A lot of business decision makers hear stories about how they can use Big Data analysis to improve their business results but hesitate to join the party. It may be that they don’t fully grasp the potential benefits of handling massive amounts of structured and unstructured data, which simply cannot be effectively managed using traditional databases and software. Or expense trepidation may be a factor; perhaps they fear that Big Data must be code for “Big Cost”.
The reality is companies of all sizes can use Big Data analytics to make better decisions, control risk, discover new product opportunities, or improve customer service – just to name a few. And the expense associated with getting started need not be large. Part of the TDK consulting process begins by urging clients to start small and focus on results.
“Big Data management is about collecting, processing, and utilizing data from various domains so they can be analyzed to uncover patterns and trends,” said Larry Steele, TDK Director of Data Solutions. “Then repeatable algorithms are created that look at how data is being utilized across various solutions to pro-actively predict and act on it in an automated way. You can also simply streamline basic reporting for up-to-the minute information on revenue and costs to make informed decisions that quickly affect bottom line performance.”

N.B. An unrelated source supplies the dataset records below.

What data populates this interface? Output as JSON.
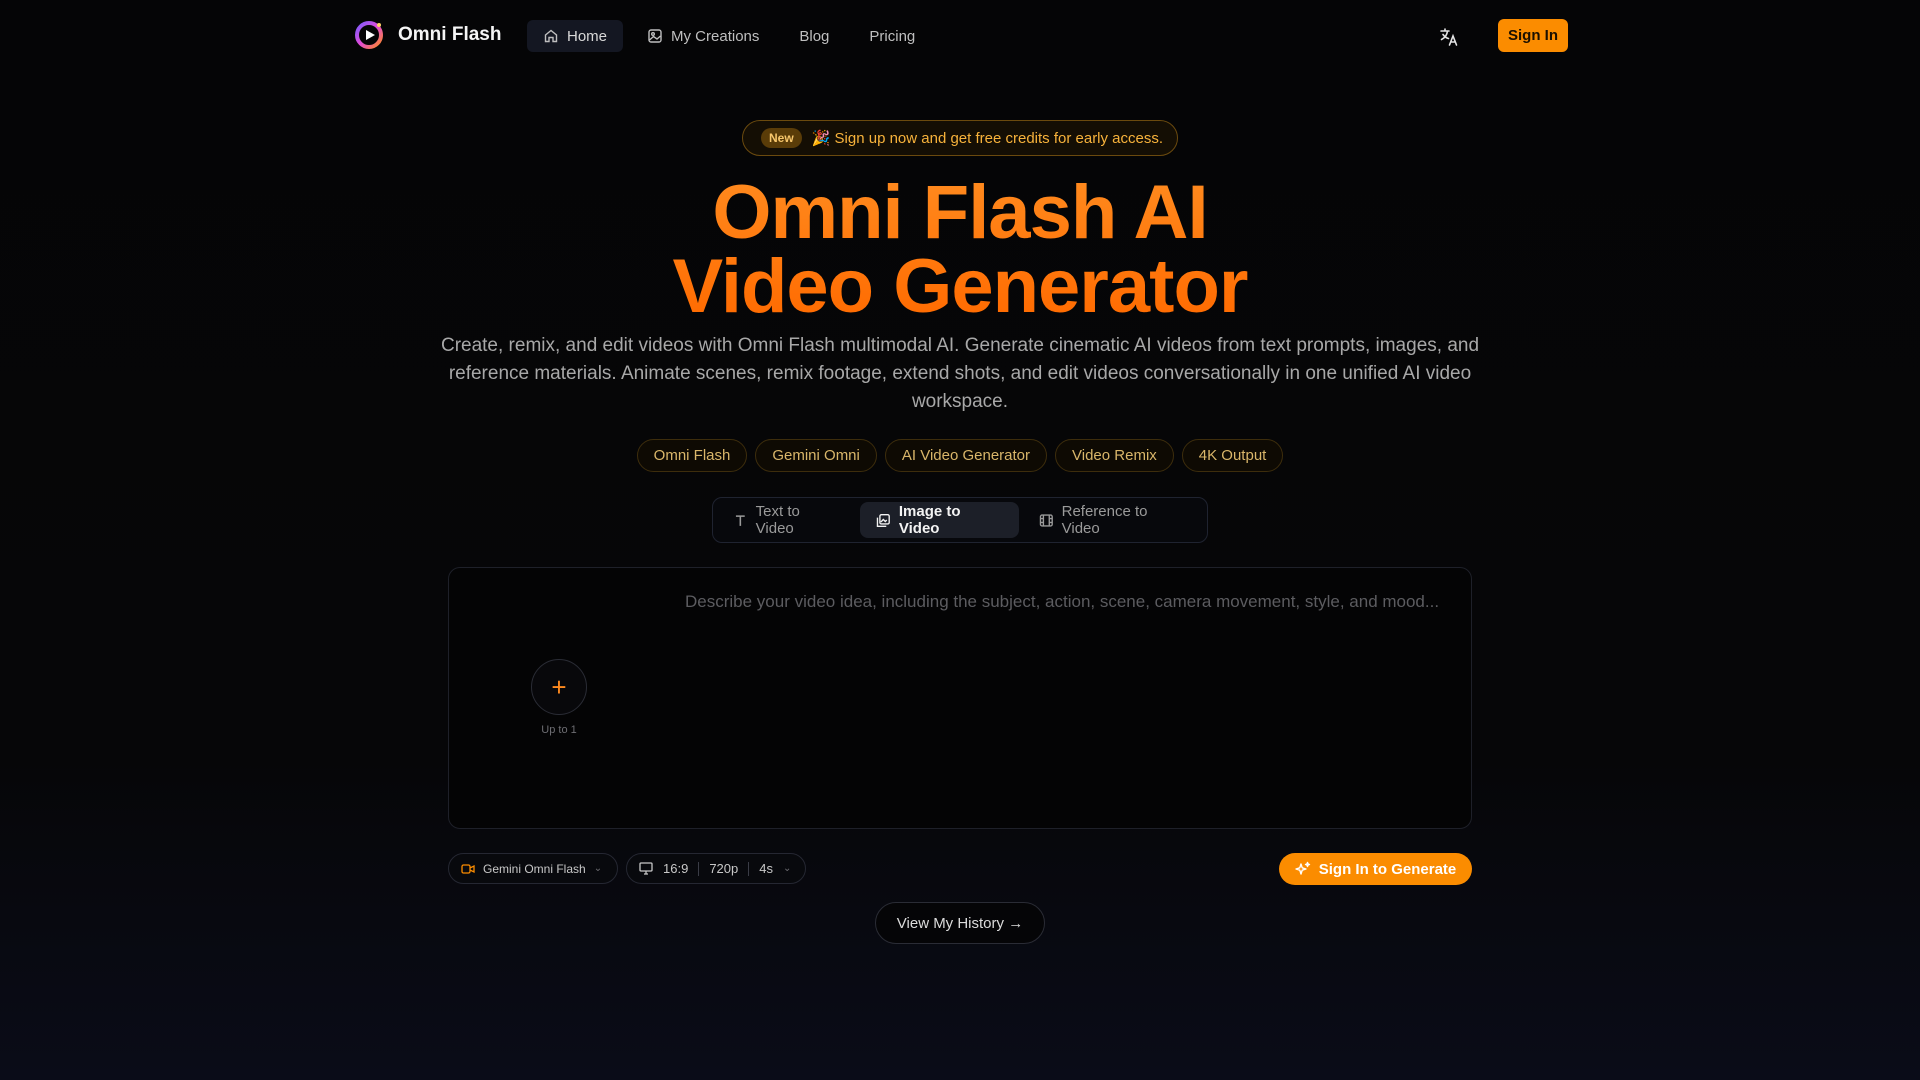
{
  "nav": {
    "brand": "Omni Flash",
    "links": [
      {
        "label": "Home",
        "icon": "home-icon",
        "active": true
      },
      {
        "label": "My Creations",
        "icon": "image-icon",
        "active": false
      },
      {
        "label": "Blog"
      },
      {
        "label": "Pricing"
      }
    ],
    "sign_in": "Sign In"
  },
  "announcement": {
    "badge": "New",
    "text": "🎉 Sign up now and get free credits for early access."
  },
  "hero": {
    "title_line1": "Omni Flash AI",
    "title_line2": "Video Generator",
    "description": "Create, remix, and edit videos with Omni Flash multimodal AI. Generate cinematic AI videos from text prompts, images, and reference materials. Animate scenes, remix footage, extend shots, and edit videos conversationally in one unified AI video workspace.",
    "tags": [
      "Omni Flash",
      "Gemini Omni",
      "AI Video Generator",
      "Video Remix",
      "4K Output"
    ]
  },
  "modes": {
    "items": [
      {
        "label": "Text to Video",
        "icon": "text-icon"
      },
      {
        "label": "Image to Video",
        "icon": "image-stack-icon"
      },
      {
        "label": "Reference to Video",
        "icon": "film-icon"
      }
    ],
    "active_index": 1
  },
  "prompt": {
    "placeholder": "Describe your video idea, including the subject, action, scene, camera movement, style, and mood...",
    "upload_label": "Up to 1"
  },
  "controls": {
    "model": "Gemini Omni Flash",
    "aspect": "16:9",
    "resolution": "720p",
    "duration": "4s",
    "generate": "Sign In to Generate",
    "history": "View My History →"
  },
  "colors": {
    "accent": "#fb8c00",
    "title_gradient": [
      "#ff8a1e",
      "#ff6a00"
    ]
  }
}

Options for Getting Started with Big Data Analysis
Starting small is possible because Big Data can be accessed and stored efficiently using commodity style hardware and inexpensive open source software like Hadoop. When Hadoop is in place, legacy programs like SAS, Business Objects and other programs make predictive analytics of vast and varied data types possible.
The first step in using Hadoop is to understand the infrastructure cost options, including data storage. There are three main data storage options, outlined below with the basic elements of an entry level approach for nearly any market segment.
- On-premises infrastructures involve an upfront capital investment ranging from $7,500 - $12,000 and require enough on-site space for the data using the following off-the-shelf hardware:
- 4 servers minimum
- 6 terabytes (TB) of local storage space on each server
- 1 gigabyte (GB) network interface card
- High performance switch
- High performance firewall
- Data security strategy so users and programs have appropriate data access
- A well trained staff to support the infrastructure and Hadoop
- Cloud-based infrastructures have the same or similar configuration as on-premises set-ups and are favored by many integrated data solutions experts due to its quick availability, monthly operational expenses of $4,000 - $10,000 (depending on the cloud provider) and no long term commitments. Overall, this is good option for Proof of Concept or short term projects.
- Managed hosting infrastructures also have similar configurations. However, the equipment and data is dedicated to the customer, stored at an off-site facility and managed by the hosting company. The monthly costs are approximately $10,000 - $15,000 per month on a fixed 36-month term for essentially outsourcing all the infrastructure, hardware, and software with 24 x 7 support.
“In the short term, to get off the ground, the cloud may be the most economical way to go,” Steele said. “But if you are going to leave data in the cloud over a long period of time and add sophistication, bringing data in house may prove to be more economical than continuously paying cloud fees.”
The Impact of a Big Data Investment
Investing in a foundation for Big Data analysis opens up possibilities to new business insights by providing a way to analyze both large amounts and different kinds of data. A McKinsey & Company report showed that in 15 of the U.S. economy’s 17 sectors, companies with 1,000 or more employees store, on average, more than 235 terabytes of data. This includes market segments like healthcare, banking, financial services, manufacturing, construction and retail. That 235 terabytes represent more information than is contained in the entire Library of Congress! A Big Data infrastructure provides a pathway for businesses to “do something” with all that information.
The different types of data can be classified in the following way:
- Structured data is located in a fixed field within a record or file (database, mobile apps, RFID, voice/video/e-mail)
- Unstructured data is information that lives outside a traditional row-column spreadsheet (images, web code, documents, Twitter)
- Third-party data (GPS, weather, stock market updates)
Before the idea of Big Data, analysis was confined to reviewing structured data in relationship-oriented databases. But with a Big Data solution in place, information that can’t be placed neatly inside the rows and columns of a database with clearly defined relationships can be analyzed to provide useful insight. For example, Hadoop can be configured with programs capable of reviewing unstructured data from new media sources like Twitter to make predictions about behaviors that drive customer revenue.
The best approach to handling the differences in data types is to be selective. Selecting the right data and loosely coupling that data will have a profound impact. Companies that have done so are beginning to organize research & development, product execution, sales and other business functions around data.
“Companies that have taken a foray into harnessing and using data have seen results to the point where business strategies are being changed. That’s a pretty radical shift,” Steele said. “It’s been interesting to hear the dialogue and watch the transformation of people who have being doing this for 20-plus years. They used to believe that only information in databases with pre-defined relationships can be analyzed. But it doesn’t need to be that way. The world works differently now.”
Setting up the infrastructure and then extracting, transforming and loading data into Hadoop can seem daunting. Don’t let that keep you from investing in the infrastructure for a Big Data management plan. It is possible to start small. And businesses that compile varying types and amounts of information reap the benefits of analyzing the data to improve profitability.